Anyone know whats going on?


----------



## Bear2Bull (Nov 11, 2013)

Apparently margins got squeezed in their western Canada and US operations


----------



## Killer Z (Oct 25, 2013)

So bizarre, it was hiking up over the past few days and then just a huge collapse ......


----------



## Killer Z (Oct 25, 2013)

Back up over 10% ......talk about volatile.


----------



## Killer Z (Oct 25, 2013)

Nice little uptick today .....almost 10%. This stock needed it.


----------



## Killer Z (Oct 25, 2013)

Up 17% today on a very solid Q3 earnings.


----------



## Killer Z (Oct 25, 2013)

Big surge for Badger, but cannot find any news. Any ideas?


----------



## GoLong (Feb 21, 2015)

Killer Z said:


> Big surge for Badger, but cannot find any news. Any ideas?

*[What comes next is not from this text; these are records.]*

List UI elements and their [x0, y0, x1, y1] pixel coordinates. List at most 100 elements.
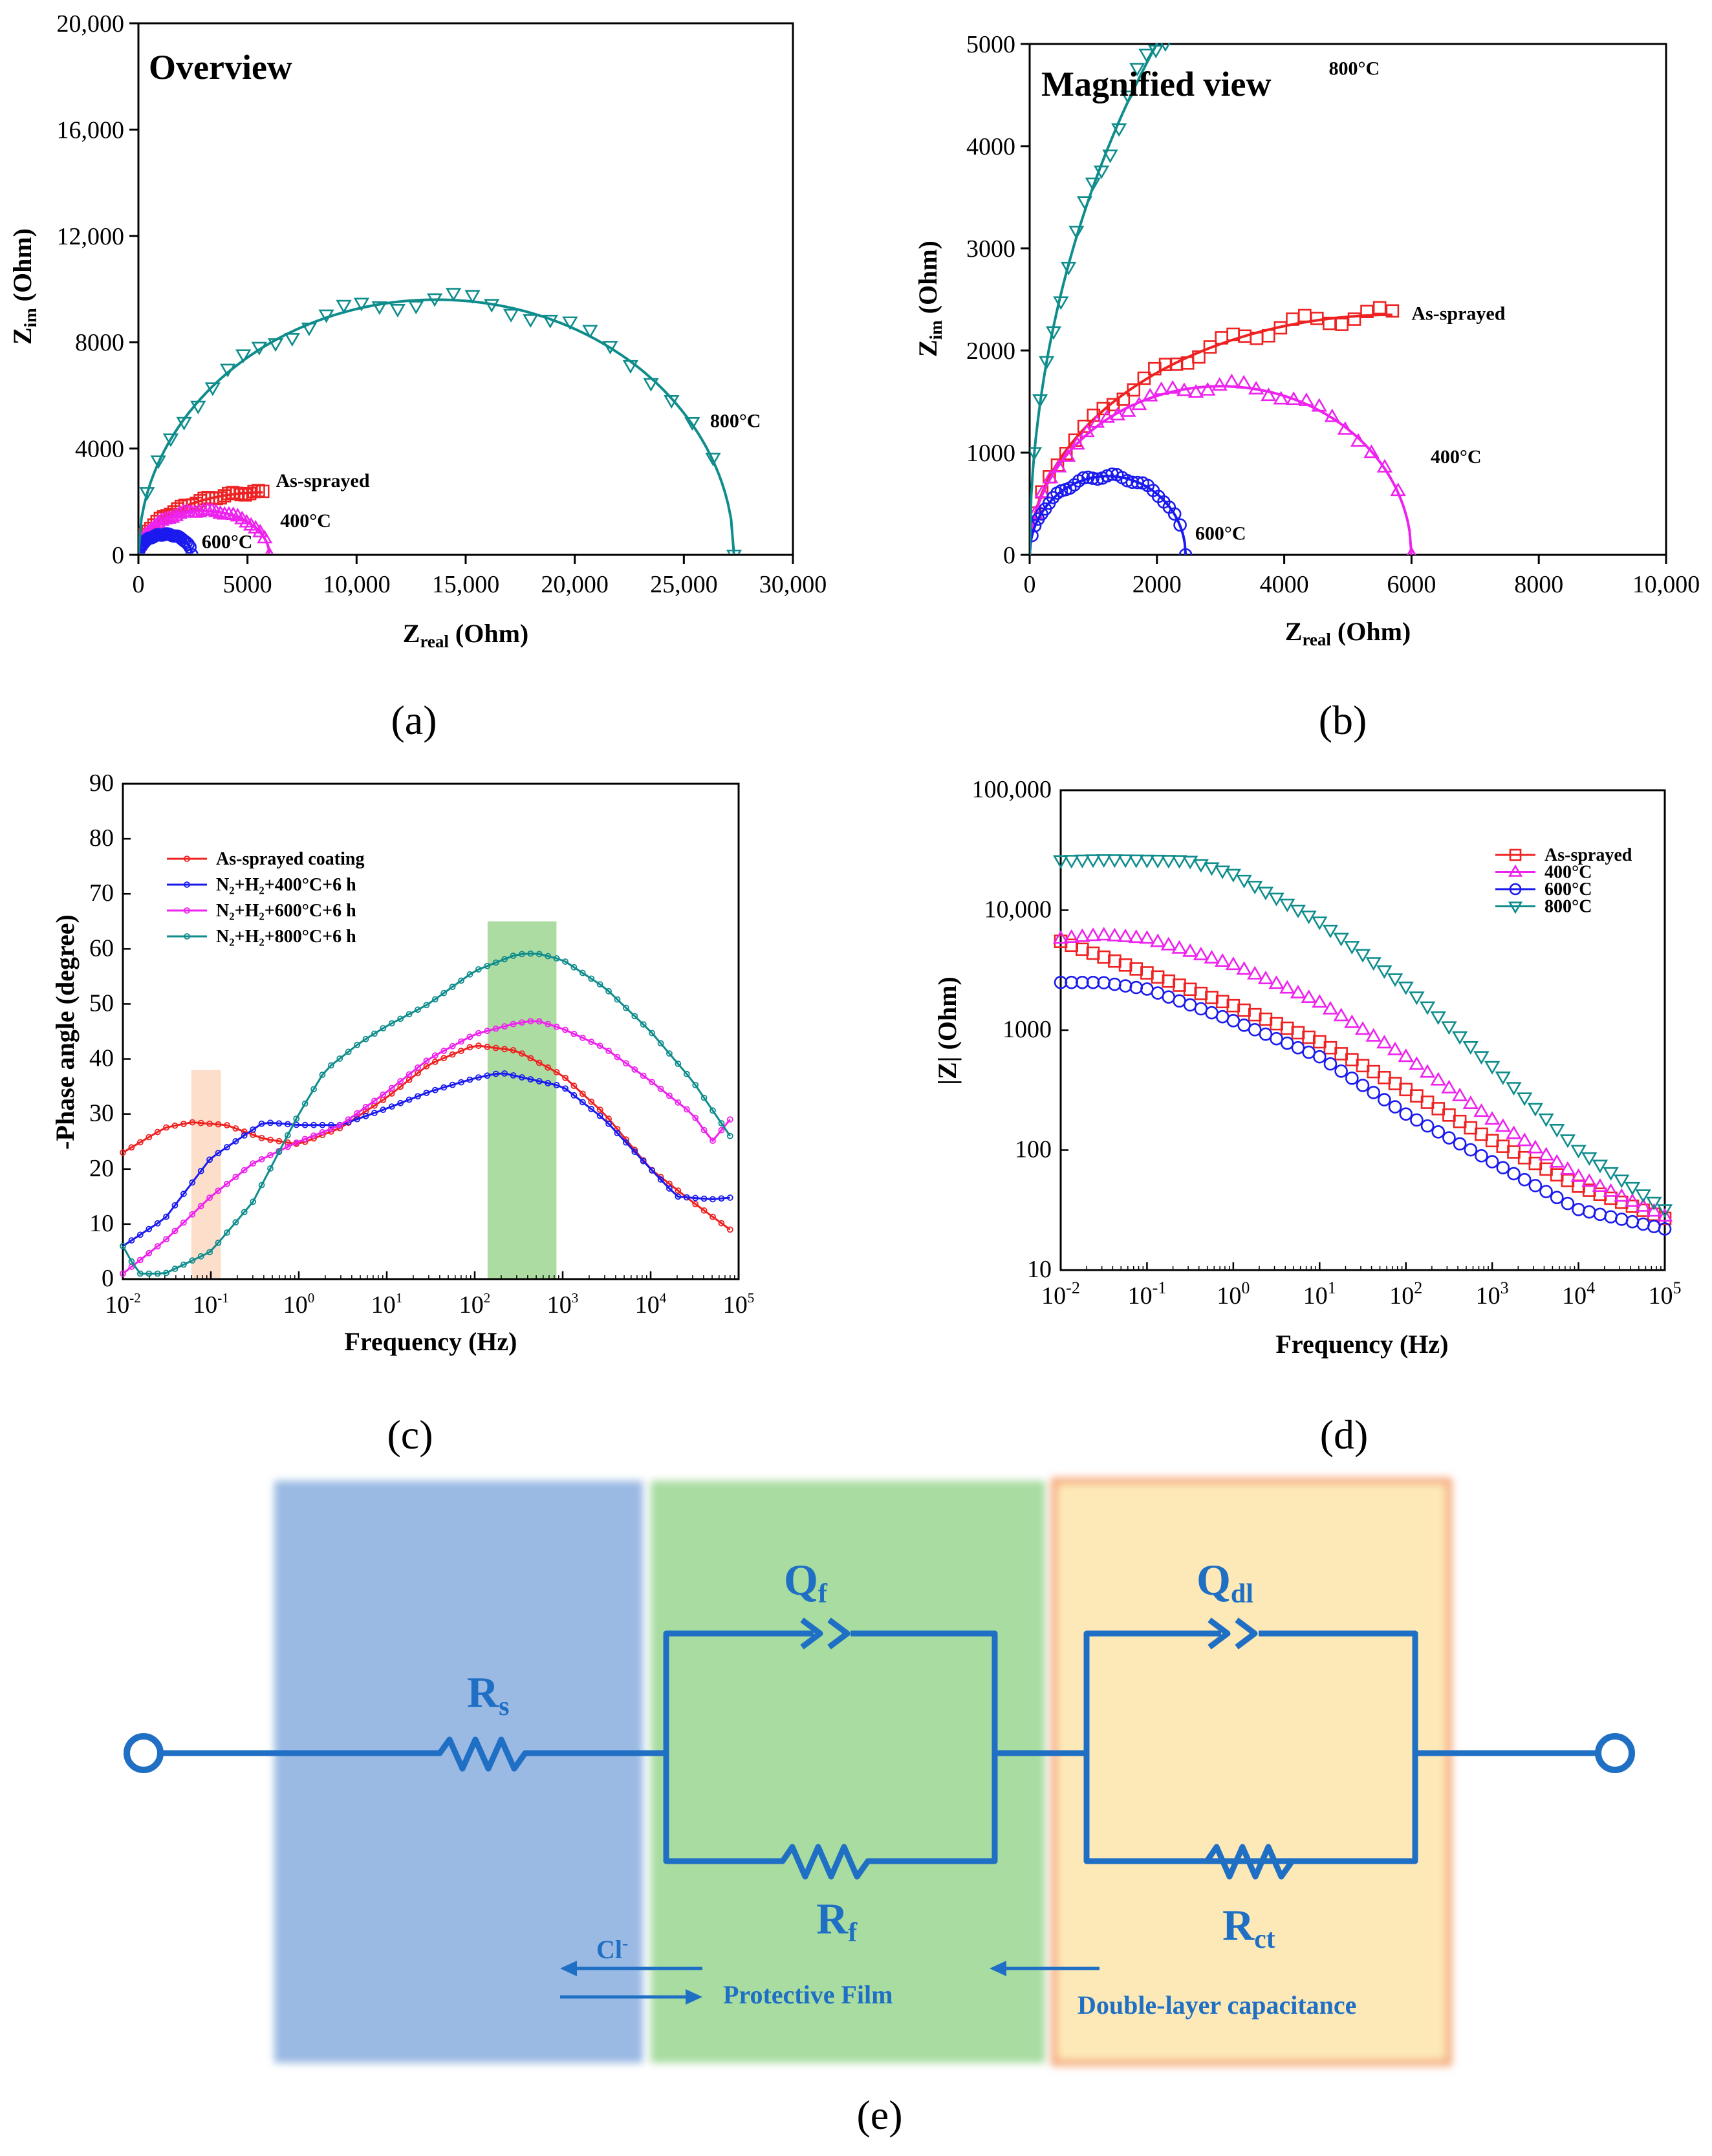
d-ytick-label: 100,000: [972, 776, 1052, 803]
d-xtick-exp: 2: [1414, 1278, 1422, 1297]
c-point-3: [406, 1011, 413, 1018]
c-band-1: [487, 921, 557, 1279]
a-ytick-label: 4000: [75, 436, 124, 463]
d-point-3: [1398, 981, 1414, 995]
c-point-2: [510, 1020, 517, 1028]
b-point-1: [1164, 380, 1181, 394]
c-point-2: [614, 1053, 621, 1061]
a-point-0: [239, 488, 252, 502]
a-point-1: [257, 530, 273, 544]
b-ytick-label: 2000: [966, 338, 1015, 365]
a-point-2: [183, 540, 197, 554]
d-point-2: [1323, 1057, 1338, 1071]
d-point-3: [1495, 1071, 1511, 1085]
d-point-1: [1473, 1103, 1490, 1117]
d-point-3: [1484, 1061, 1501, 1075]
d-point-3: [1581, 1152, 1598, 1166]
d-point-1: [1354, 1021, 1371, 1035]
a-point-3: [726, 549, 742, 554]
c-point-2: [631, 1066, 638, 1073]
c-point-1: [657, 1176, 664, 1183]
c-point-0: [527, 1055, 534, 1062]
c-point-1: [362, 1112, 369, 1119]
b-data: [1030, 43, 1416, 555]
d-point-0: [1539, 1162, 1553, 1176]
d-point-3: [1128, 854, 1144, 868]
protective-film-label: Protective Film: [723, 1980, 893, 2009]
b-point-2: [1125, 475, 1140, 490]
c-point-3: [250, 1198, 257, 1205]
a-point-3: [684, 417, 700, 431]
panel-e-letter: (e): [856, 2092, 902, 2138]
b-point-1: [1051, 458, 1067, 473]
b-point-1: [1200, 382, 1216, 396]
a-data: [138, 288, 742, 554]
d-point-1: [1117, 928, 1134, 942]
ion-arrows: [560, 1961, 1100, 2005]
d-point-0: [1259, 1012, 1273, 1026]
panel-a-ylabel: Zim (Ohm): [8, 228, 40, 345]
c-point-2: [415, 1064, 421, 1071]
c-point-0: [449, 1051, 456, 1058]
c-point-3: [215, 1239, 222, 1246]
dl-capacitor: [1208, 1617, 1258, 1650]
c-ytick-label: 90: [89, 770, 114, 797]
c-point-2: [475, 1029, 482, 1037]
c-point-2: [501, 1023, 508, 1030]
c-point-2: [536, 1018, 543, 1025]
b-point-1: [1176, 382, 1193, 396]
d-point-2: [1517, 1172, 1532, 1187]
panel-b-title: Magnified view: [1041, 65, 1271, 103]
d-point-2: [1378, 1093, 1391, 1106]
panel-c: 10-2 10-1 100 101 102 103 104 10501020304050607…: [50, 770, 754, 1458]
d-ytick-label: 10: [1027, 1256, 1052, 1283]
c-point-3: [579, 969, 586, 976]
c-point-3: [492, 959, 499, 966]
c-xtick-label: 102: [459, 1290, 491, 1319]
d-point-0: [1442, 1108, 1456, 1122]
c-ytick-label: 70: [89, 879, 114, 907]
d-point-1: [1171, 940, 1187, 954]
a-point-3: [503, 308, 519, 323]
c-point-0: [189, 1119, 196, 1126]
c-point-0: [171, 1122, 179, 1129]
d-point-1: [1398, 1048, 1414, 1062]
c-point-1: [319, 1121, 326, 1128]
d-point-2: [1097, 976, 1111, 989]
a-point-0: [255, 484, 270, 499]
d-point-1: [1549, 1154, 1565, 1168]
c-point-3: [545, 953, 552, 960]
c-point-2: [466, 1033, 473, 1040]
d-point-2: [1076, 975, 1089, 989]
d-point-2: [1507, 1167, 1521, 1181]
d-point-3: [1635, 1189, 1651, 1203]
d-point-3: [1365, 957, 1382, 971]
d-point-1: [1527, 1139, 1544, 1154]
c-point-0: [136, 1139, 144, 1146]
d-xtick-exp: 0: [1241, 1278, 1250, 1297]
d-point-2: [1614, 1213, 1629, 1226]
b-point-0: [1298, 308, 1312, 323]
c-point-1: [241, 1132, 248, 1139]
c-point-1: [492, 1070, 499, 1077]
c-point-0: [197, 1119, 204, 1127]
c-point-2: [241, 1167, 248, 1174]
d-point-1: [1646, 1203, 1662, 1217]
d-point-3: [1215, 865, 1231, 879]
a-point-1: [195, 502, 211, 516]
c-point-1: [327, 1121, 334, 1128]
c-legend-label-2: N₂+H₂+600°C+6 h: [216, 901, 356, 921]
c-xtick-label: 105: [723, 1290, 755, 1319]
d-point-2: [1194, 1002, 1208, 1016]
d-point-2: [1259, 1027, 1273, 1041]
c-point-0: [596, 1106, 603, 1113]
d-legend-marker-0: [1509, 848, 1522, 861]
d-point-1: [1603, 1183, 1619, 1197]
c-point-1: [501, 1070, 508, 1077]
b-point-0: [1335, 318, 1349, 331]
a-point-0: [230, 486, 244, 501]
c-point-2: [640, 1072, 647, 1079]
c-ytick-label: 20: [89, 1155, 114, 1182]
b-point-3: [1129, 63, 1145, 77]
d-point-3: [1063, 855, 1079, 869]
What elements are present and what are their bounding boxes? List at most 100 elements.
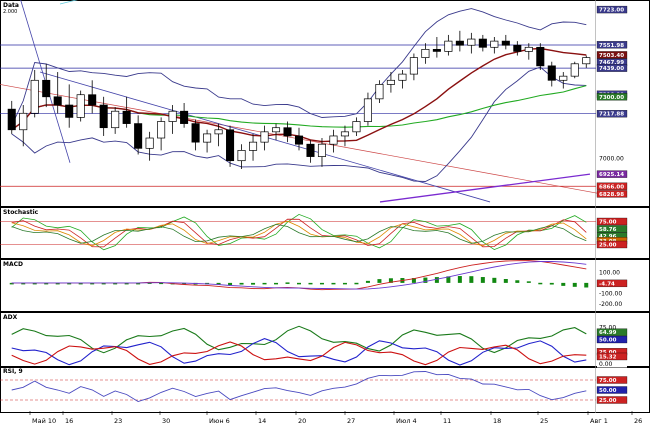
price-badge-label: 50.00: [599, 338, 617, 344]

Don't follow the stock but they released earnings today


----------



## janus10 (Nov 7, 2013)

I saw some analyst on BNN touting this very recently. I had an alert if this got below $26. I haven't bought in yet, but it is below $25. Not a lot of analyst coverage on it. I'll keep looking at this to initiate a position.


----------



## fstamand (Mar 24, 2015)

Anyone know what happened to this stock ?


----------



## doctrine (Sep 30, 2011)

Renamed to Badger Infrastructure Solutions, ticket BDGI on TSX.


----------



## fstamand (Mar 24, 2015)

Got it, thanks


----------